Le pays vit un profond malaise social que les pouvoirs publics ne semblent pas percevoir ni, plus grave, prendre conscience que la situation devient préoccupante. Le pays, décrypté à partir de l'avis d'un Algérien normal, part en vrille. Tout le monde, sauf le gouvernement et ses satellites, quelques partis qui s'accrochent à la mamelle du pouvoir, est convaincu que rien ne marche plus dans le pays, que tout est factice et que rien ne sert de courir, les dés étant pipés.

C'est cette profonde conviction de perte de vitesse de la société algérienne, et au premier rang autant les milieux intellectuels que les ?'hittistes'' diplômés, que le pays recule à la vitesse grand ?'V''. Et qui fait que pour les Algériens le pays a été plongé dans une période de grandes incertitudes politiques, sociales et économiques. En clair, le pays vit hors du temps, un dangereux malaise social qui pourrait rapidement se transformer en facteurs de blocage de tout mouvement de relance économique et sociale. Il y a d'abord cette situation invraisemblable qui prévaut dans les milieux universitaires où les examens pour le peu de postes dégagés pour le doctorat se font dans des conditions plus que discutables.

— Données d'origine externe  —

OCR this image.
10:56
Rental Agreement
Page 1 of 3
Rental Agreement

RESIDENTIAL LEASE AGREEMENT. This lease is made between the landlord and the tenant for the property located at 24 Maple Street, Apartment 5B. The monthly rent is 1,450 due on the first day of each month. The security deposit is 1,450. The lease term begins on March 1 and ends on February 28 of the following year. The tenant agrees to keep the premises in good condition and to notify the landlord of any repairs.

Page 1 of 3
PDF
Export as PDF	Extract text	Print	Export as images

Le marasme actuel au niveau des universités algériennes n'est pas plus étonnant que celui qui prévaut dans le secteur de l'éducation nationale où les recrutements de milliers d'enseignants n'ont pas réglé la crise de la surcharge des classes. Dans l'industrie, et après les déboires du fleuron national d'El Hadjar, un lapin est sorti du chapeau sous la forme d'une autre usine CKD pour l'importation de voitures en kits. Dans l'agriculture, les mêmes problèmes des années 1980, mais en pire, subsistent, c'est-à-dire les pénuries récurrentes de produits agricoles avec une surenchère sur les prix. Les centaines de milliards de dinars investis dans le secteur depuis le fameux plan national de développement agricole des années 1990 auraient dû transformer l'agriculture algérienne de vivrière à exportatrice. Ce n'est pas le cas, hélas!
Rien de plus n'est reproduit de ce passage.